Air filled her lungs as she took a deep breath. “My name is Vienna.”

“What?” Dimitri frowned, head turning to look at her properly at the sudden willingness to share. 

“My name is Vienna Retnikopf,” She told him, thinking about his comment about her not caring about the trust of her comrades. A name couldn't hurt. It wasn't like it meant much, other than a tie to some people. He had already seen her face. “I'm not dead.”

Studying her vacant expression, Dimitri watched her for a moment. “I can see that. A loose end fraying after all these years.”

A bird chirped in the distance, singing to the sea as the two Russian soldiers sat in tense silence. 

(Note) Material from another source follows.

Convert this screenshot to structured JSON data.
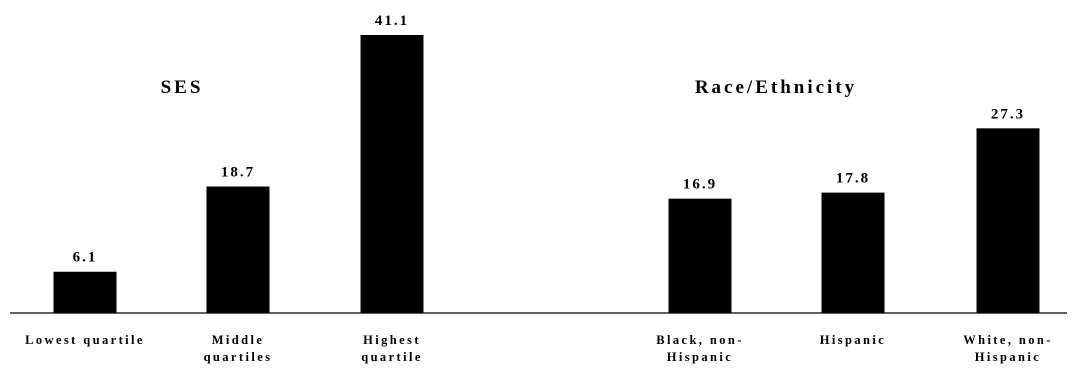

“How did you break the Red Guardian?” Dimitri asked after a while, “who ordered it?”

“No one,” Vienna told him, grinding the toe of her shoe into the mud beneath the grass, “he felt responsible for my pain. His heroic act of saving the little homeless girl was wasted when he saw how harsh the Red Room training really was.”

“Alexei wasn't stupid,” Dimitri said, watching her with a knitted brow. 

“Willfully ignorant,” She corrected, kicking out a clump of grass. “He wanted me to smile in my happy new life, but the Red Room beat me for smiling. I was a Widow, not a child anymore. So, to make sure he would still follow orders, they made him beat me.”

Dimitri swayed his head a little, weighing the decision up in his head. If it worked it would have distanced the two of them, but considering Alexei ended up in the gulag, it clearly didn't. 

“So what happened?” he asked, risking her anger to learn more about the Red Guardian’s downfall. 

“He was hitting me, I was crying like some kind of whimpering baby.” Vienna told him, half zoned out and just letting the story flow out with a bitter grimace on her face. “I begged him to stop, I would've said anything. That I'd be good, that I'd train harder. He snapped and punched right through the officer shouting at him to keep going.”

Eyes widened with a frown, it was like Dimitri couldn't avert his gaze from her. He had expected something dark, but somehow not like that. 

“A waste of a soldier,” Vienna mumbled, standing as she stamped her clump of grass back into the ground. “Sentimentality destroyed him, and it was all for nothing.”

Dimitri let out a gruff but quiet laugh. So that was where she got it from.